Classification of Precipitation Types Based on Machine Learning Using Dual-Polarization Radar Measurements and Thermodynamic Fields

Remote Sens. 2022, 14(15), 3820; https://doi.org/10.3390/rs14153820
by Kyuhee Shin 1,2, Kwonil Kim 1,2,*, Joon Jin Song 3 and GyuWon Lee 1,2
Reviewer 2: Anonymous
Reviewer 3:
Remote Sens. 2022, 14(15), 3820; https://doi.org/10.3390/rs14153820
Submission received: 10 June 2022 / Revised: 19 July 2022 / Accepted: 27 July 2022 / Published: 8 August 2022

Round 1

Reviewer 1 Report

The paper compares three machine learning models (decision trees, random forest and support vector machine) for the classification of precipitation particles (rain, snow, mix phase) using dual-polarisation radar measurements (Zh, rhohv, ZDR and KDP) and meteorological data from numerical weather prediction models (Tw, Thick, Ts, gamma_low).  The paper is novel and well-written.  There are however a few comments (see below) that the authors need to consider before the paper is accepted for publication.

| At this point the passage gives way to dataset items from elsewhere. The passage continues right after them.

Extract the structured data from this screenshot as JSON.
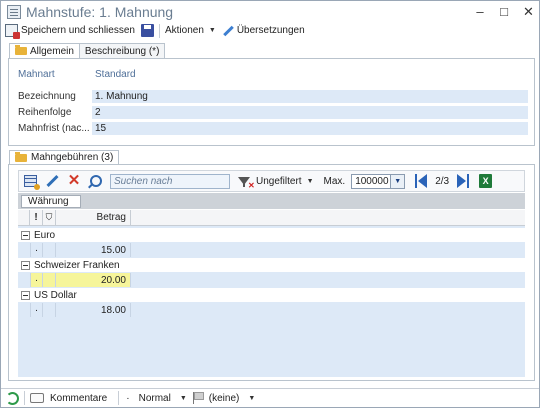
{
  "window": {
    "title": "Mahnstufe: 1. Mahnung",
    "controls": [
      "–",
      "□",
      "✕"
    ]
  },
  "toolbar": {
    "save_close_label": "Speichern und schliessen",
    "actions_label": "Aktionen",
    "translations_label": "Übersetzungen"
  },
  "tabs": [
    {
      "label": "Allgemein",
      "active": true
    },
    {
      "label": "Beschreibung (*)",
      "active": false
    }
  ],
  "form": {
    "mahnart": {
      "label": "Mahnart",
      "value": "Standard"
    },
    "bezeichnung": {
      "label": "Bezeichnung",
      "value": "1. Mahnung"
    },
    "reihenfolge": {
      "label": "Reihenfolge",
      "value": "2"
    },
    "mahnfrist": {
      "label": "Mahnfrist  (nac...",
      "value": "15"
    }
  },
  "fees": {
    "tab_label": "Mahngebühren (3)",
    "search_placeholder": "Suchen nach",
    "filter_label": "Ungefiltert",
    "max_label": "Max.",
    "max_value": "100000",
    "pager": "2/3",
    "group_by": "Währung",
    "columns": {
      "excl": "!",
      "filter": "",
      "amount": "Betrag"
    },
    "groups": [
      {
        "name": "Euro",
        "rows": [
          {
            "marker": "·",
            "amount": "15.00",
            "selected": false
          }
        ]
      },
      {
        "name": "Schweizer Franken",
        "rows": [
          {
            "marker": "·",
            "amount": "20.00",
            "selected": true
          }
        ]
      },
      {
        "name": "US Dollar",
        "rows": [
          {
            "marker": "·",
            "amount": "18.00",
            "selected": false
          }
        ]
      }
    ]
  },
  "statusbar": {
    "comments_label": "Kommentare",
    "priority_label": "Normal",
    "flag_label": "(keine)"
  },
  "colors": {
    "title": "#6a7d91",
    "field_shade": "#dde9f7",
    "selected_row": "#f6f59a",
    "accent_blue": "#2a63b8"
  }
}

L38. “the thickness of the layer … “  which layer?

Introduction.  The authors mentioned several papers that used different approaches (fuzzy logic, Bayesian, etc) for the classification of precipitation particles using polarimetric radar measurements.  It would be worth to mention some of the early papers in this field related to the microphysics of precipitation types and classification  such as Vivekanandan et al (1999) and Straka et al, (2000).  Some of these methods for the classification of precipitation types were demonstrated using fuzzy logic classifiers (Liu et al, 2000; Rico-Ramirez et al, 2005).  The authors may also want to cite the paper on verification of precipitation types by Pickering et al (2021) who used disdrometer observations to validate radar-based surface precipitation types.

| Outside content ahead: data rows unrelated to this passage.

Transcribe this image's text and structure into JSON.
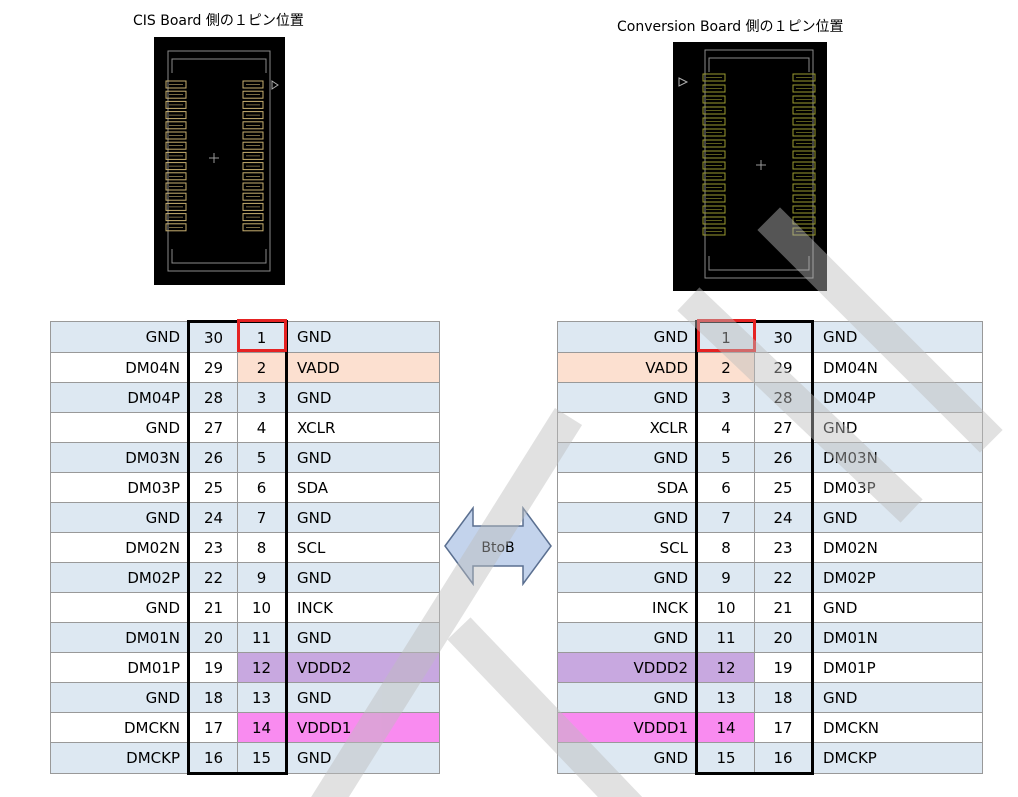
{
  "left": {
    "caption": "CIS  Board 側の１ピン位置",
    "rows": [
      {
        "name": "GND",
        "outer": "30",
        "inner": "1",
        "sig": "GND"
      },
      {
        "name": "DM04N",
        "outer": "29",
        "inner": "2",
        "sig": "VADD"
      },
      {
        "name": "DM04P",
        "outer": "28",
        "inner": "3",
        "sig": "GND"
      },
      {
        "name": "GND",
        "outer": "27",
        "inner": "4",
        "sig": "XCLR"
      },
      {
        "name": "DM03N",
        "outer": "26",
        "inner": "5",
        "sig": "GND"
      },
      {
        "name": "DM03P",
        "outer": "25",
        "inner": "6",
        "sig": "SDA"
      },
      {
        "name": "GND",
        "outer": "24",
        "inner": "7",
        "sig": "GND"
      },
      {
        "name": "DM02N",
        "outer": "23",
        "inner": "8",
        "sig": "SCL"
      },
      {
        "name": "DM02P",
        "outer": "22",
        "inner": "9",
        "sig": "GND"
      },
      {
        "name": "GND",
        "outer": "21",
        "inner": "10",
        "sig": "INCK"
      },
      {
        "name": "DM01N",
        "outer": "20",
        "inner": "11",
        "sig": "GND"
      },
      {
        "name": "DM01P",
        "outer": "19",
        "inner": "12",
        "sig": "VDDD2"
      },
      {
        "name": "GND",
        "outer": "18",
        "inner": "13",
        "sig": "GND"
      },
      {
        "name": "DMCKN",
        "outer": "17",
        "inner": "14",
        "sig": "VDDD1"
      },
      {
        "name": "DMCKP",
        "outer": "16",
        "inner": "15",
        "sig": "GND"
      }
    ]
  },
  "right": {
    "caption": "Conversion Board 側の１ピン位置",
    "rows": [
      {
        "sig": "GND",
        "inner": "1",
        "outer": "30",
        "name": "GND"
      },
      {
        "sig": "VADD",
        "inner": "2",
        "outer": "29",
        "name": "DM04N"
      },
      {
        "sig": "GND",
        "inner": "3",
        "outer": "28",
        "name": "DM04P"
      },
      {
        "sig": "XCLR",
        "inner": "4",
        "outer": "27",
        "name": "GND"
      },
      {
        "sig": "GND",
        "inner": "5",
        "outer": "26",
        "name": "DM03N"
      },
      {
        "sig": "SDA",
        "inner": "6",
        "outer": "25",
        "name": "DM03P"
      },
      {
        "sig": "GND",
        "inner": "7",
        "outer": "24",
        "name": "GND"
      },
      {
        "sig": "SCL",
        "inner": "8",
        "outer": "23",
        "name": "DM02N"
      },
      {
        "sig": "GND",
        "inner": "9",
        "outer": "22",
        "name": "DM02P"
      },
      {
        "sig": "INCK",
        "inner": "10",
        "outer": "21",
        "name": "GND"
      },
      {
        "sig": "GND",
        "inner": "11",
        "outer": "20",
        "name": "DM01N"
      },
      {
        "sig": "VDDD2",
        "inner": "12",
        "outer": "19",
        "name": "DM01P"
      },
      {
        "sig": "GND",
        "inner": "13",
        "outer": "18",
        "name": "GND"
      },
      {
        "sig": "VDDD1",
        "inner": "14",
        "outer": "17",
        "name": "DMCKN"
      },
      {
        "sig": "GND",
        "inner": "15",
        "outer": "16",
        "name": "DMCKP"
      }
    ]
  },
  "arrow": {
    "label": "BtoB",
    "color": "#c3d3ec"
  },
  "colors": {
    "row_even": "#dde8f2",
    "vadd": "#fce0d0",
    "vddd2": "#c8a8e0",
    "vddd1": "#f98bf0",
    "pin1_box": "#e52222",
    "left_pads": "#c8b070",
    "right_pads": "#9a9a30"
  }
}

Line 104. the authors use precipitation types obtained from trained observers at KMA. I think it is important to discuss how the observers come up with each precipitation type (e.g. do they follow some specific rules or is it just eye observation?);  what’s the temporal resolution of these observations? how do you deal for instance when there is maybe some particular precipitation type for a few minutes followed by another one a few minutes later.  In addition, given the fact that there are 23 stations in different parts of south korea and that different trained observers are doing the classifications, how do you know that the quality of the precipitation types is consistent across all the stations?

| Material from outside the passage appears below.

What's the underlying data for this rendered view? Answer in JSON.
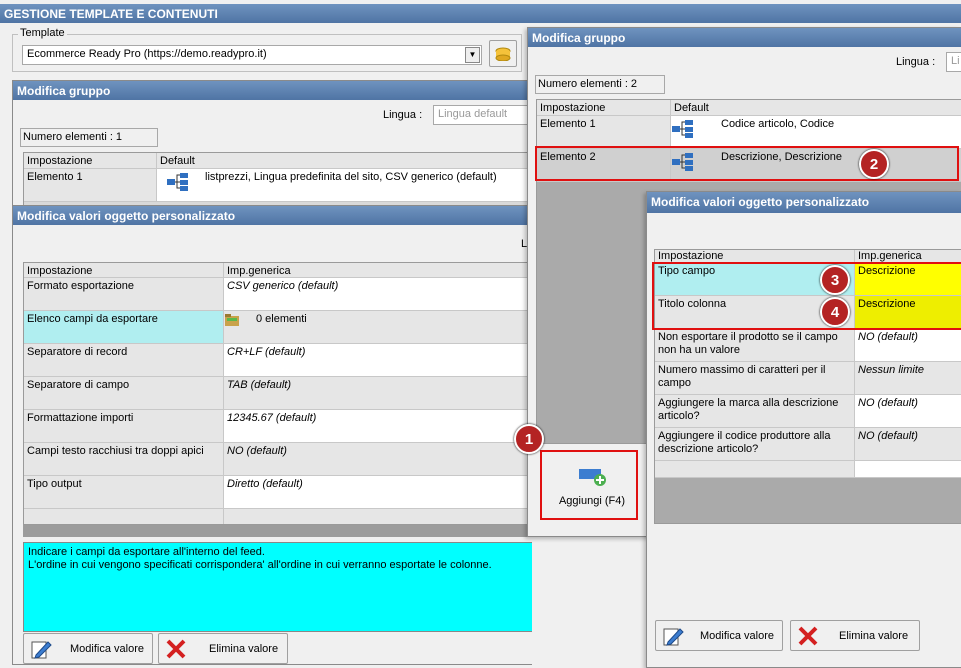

Line 114. Need to be more explicit of what MIX includes.  Is graupel and sleet part of the MIX classification?  What is ‘No precipitation’ (are these echoes due to non-meteorological echoes e.g. ground clutter?)?   Need to be more specific.  

Line 147. Is T the same as Ts?

Line 157. Maybe worth to include the equations used to compute Thick1000-850 and gamma_low.

L239. I think you should optimise both, mtry and ntree using a 2D OOB plot rather than assuming a fixed value for ntree.  

Fig 10.  what are the units of the y axes?

The method(s) assume that outputs of NWP models are available. Perhaps the authors should comment on the applicability of these methods if NWP data are not available.  

References

Straka, J.M., Zrnić, D.S. and Ryzhkov, A.V., 2000. Bulk hydrometeor classification and quantification using polarimetric radar data: Synthesis of relations. Journal of Applied Meteorology, 39(8), pp.1341-1372.

Vivekanandan, J., Zrnic, D.S., Ellis, S.M., Oye, R., Ryzhkov, A.V. and Straka, J., 1999. Cloud microphysics retrieval using S-band dual-polarization radar measurements. Bulletin of the american meteorological society, 80(3), pp.381-388.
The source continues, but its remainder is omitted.